Monday, August 1, 2016

When Bill Evans got the phone call from Mike Stern’s wife Leni the night before this supergroup’s whizz around Europe, he would have been expecting a last-minute logistical check; not the news that Mike had fallen in the street while hailing a taxi and broken several bones in both shoulders.

Faced with the decision to cancel the tour or find a suitable sub at such late notice Bill decided to press on and Dean Brown and Bryan Baker – both stellar guitarists – were extracted from whatever they were doing and recruited to the cause for various dates. The right decision as it proved; this was an at-times electrifying gig, all the more impressive considering a tough journey from a remote part of Sardinia earlier in the day.

This was in many ways the ‘night of the sidemen’. Although Evans has been around the top of the sax tree for years, experimenting with fusing bluegrass with modern jazz and performing with Randy Brecker, Greg Allman and John McLaughlin’s Mahavishnu Orchestra, he is still hailed for his playing with Miles Davis in the early 1980s on seminal albums like We Want Miles and Star People. His exciting bluesy, in-your-face style, with a full-bodied tone across the range, rich with overtones and split harmonics, frequently brought the house down. His first solo, on soprano, during a fast-skidding adrenalin-fuelled Stern-style piece of post-bop funk was a masterpiece of chromaticism, in-and-out harmonics and slick timing – all with a remarkably luminous sound.

Bill-Evans-Darryl-J-1

On the subject of slick timing, this was a truly rare rhythm section in a club setting. Keith Carlock had just finished yet another tour with Steely Dan, while Darryl Jones (above) has been choice bassist for the Rolling Stones for 18 years after stints with Miles, Sting and Madonna. As used to playing in stadia as small clubs, they provided maximum insurance to Evans and Baker; a deep, powerful undercurrent of relentless rhythm punctuated with accents of jaw-dropping precision. This was remarkable given that Carlock had only just taken over the gig from Dennis Chambers.

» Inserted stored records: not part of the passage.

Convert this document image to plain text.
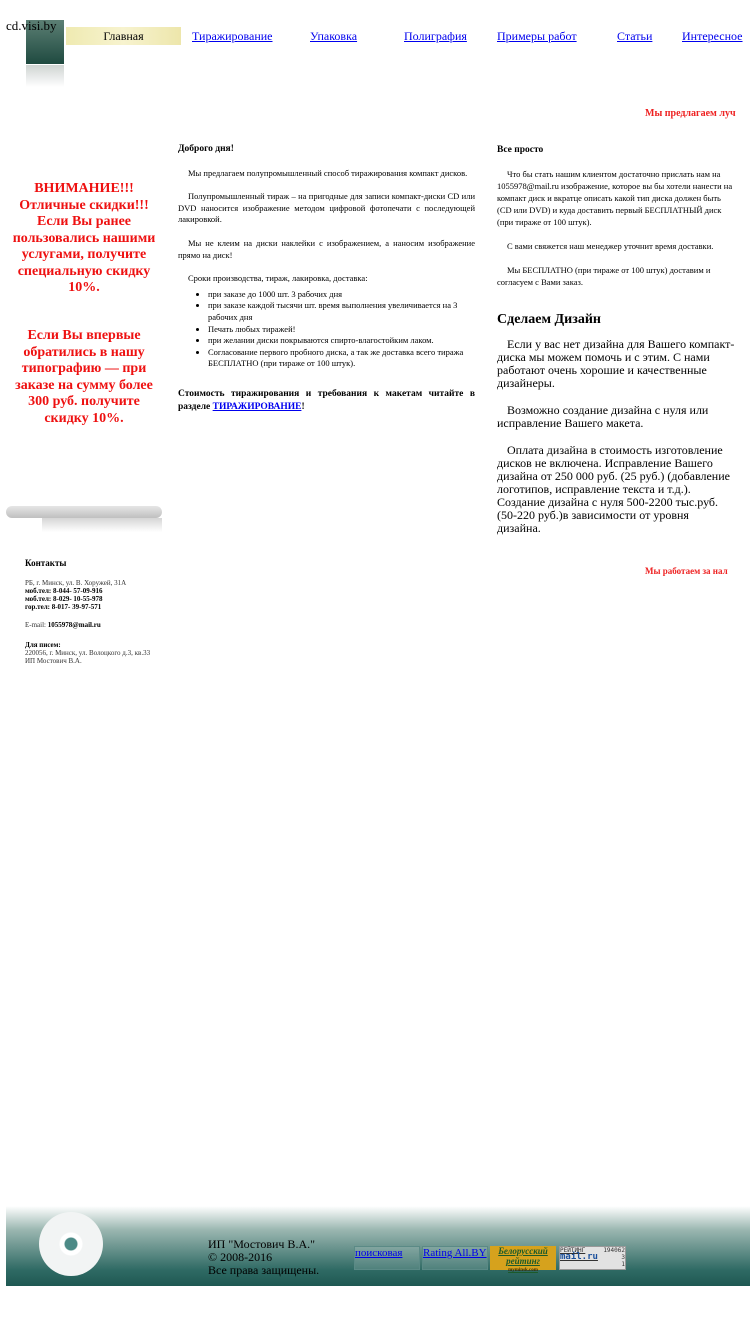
cd.visi.by
Главная	Тиражирование	Упаковка	Полиграфия	Примеры работ	Статьи Интересное
Мы предлагаем луч
ВНИМАНИЕ!!! Отличные скидки!!! Если Вы ранее пользовались нашими услугами, получите специальную скидку 10%.
Если Вы впервые обратились в нашу типографию — при заказе на сумму более 300 руб. получите скидку 10%.
Контакты

РБ, г. Минск, ул. В. Хоружей, 31А

моб.тел: 8-044- 57-09-916

моб.тел: 8-029- 10-55-978

гор.тел: 8-017- 39-97-571

E-mail: 1055978@mail.ru

Для писем:

220056, г. Минск, ул. Волоцкого д.3, кв.33

ИП Мостович В.А.

Доброго дня!

Мы предлагаем полупромышленный способ тиражирования компакт дисков.

Полупромышленный тираж – на пригодные для записи компакт-диски CD или DVD наносится изображение методом цифровой фотопечати с последующей лакировкой.

Мы не клеим на диски наклейки с изображением, а наносим изображение прямо на диск!

Сроки производства, тираж, лакировка, доставка:

• при заказе до 1000 шт. 3 рабочих дня
• при заказе каждой тысячи шт. время выполнения увеличивается на 3 рабочих дня
• Печать любых тиражей!
• при желании диски покрываются спирто-влагостойким лаком.
• Согласование первого пробного диска, а так же доставка всего тиража БЕСПЛАТНО (при тираже от 100 штук).

Стоимость тиражирования и требования к макетам читайте в разделе ТИРАЖИРОВАНИЕ!

Все просто

Что бы стать нашим клиентом достаточно прислать нам на 1055978@mail.ru изображение, которое вы бы хотели нанести на компакт диск и вкратце описать какой тип диска должен быть (CD или DVD) и куда доставить первый БЕСПЛАТНЫЙ диск (при тираже от 100 штук).

С вами свяжется наш менеджер уточнит время доставки.

Мы БЕСПЛАТНО (при тираже от 100 штук) доставим и согласуем с Вами заказ.

Сделаем Дизайн

Если у вас нет дизайна для Вашего компакт-диска мы можем помочь и с этим. С нами работают очень хорошие и качественные дизайнеры.

Возможно создание дизайна с нуля или исправление Вашего макета.

Оплата дизайна в стоимость изготовление дисков не включена. Исправление Вашего дизайна от 250 000 руб. (25 руб.) (добавление логотипов, исправление текста и т.д.). Создание дизайна с нуля 500-2200 тыс.руб. (50-220 руб.)в зависимости от уровня дизайна.

Мы работаем за нал
ИП "Мостович В.А."
© 2008-2016
Все права защищены.
поисковая	Rating All.BY	Белорусский
рейтинг
myminsk.com
РЕЙТИНГ	194062

mail.ru	3

1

In the circumstances it was clear the audience would be intrigued to hear young replacement guitarist Bryan Baker. He cites Sonic Youth and bands like Pantera as influences, as well as Ornette Coleman and Jimi Hendrix; Evans amusingly told us that he likes the idea of making the audience’s ‘faces melt’. Certainly his technique was astonishing; his sound rich, but what surprised me more than his wall-of-sound solo endings and departures into the avant-garde, were the inbetween glimpses of Bill Frisell-like chordal playing and an unusual desire to play at the low end of the instrument. His call-and-response passages with Evans on ‘Soulbop’ and ‘Cool Eddie’ were absorbing and even humorous. Baker is a wildly exciting player with great stage presence who commands attention; as the crowds of people around him spilling onto Frith Street afterwards testified.

An amiable bunch, the band were happy to talk to all-comers after the show, sharing stories of Miles and gigs past. Evans assured us that Mike Stern was making a good recovery and aims to be back on the road by the end of the year.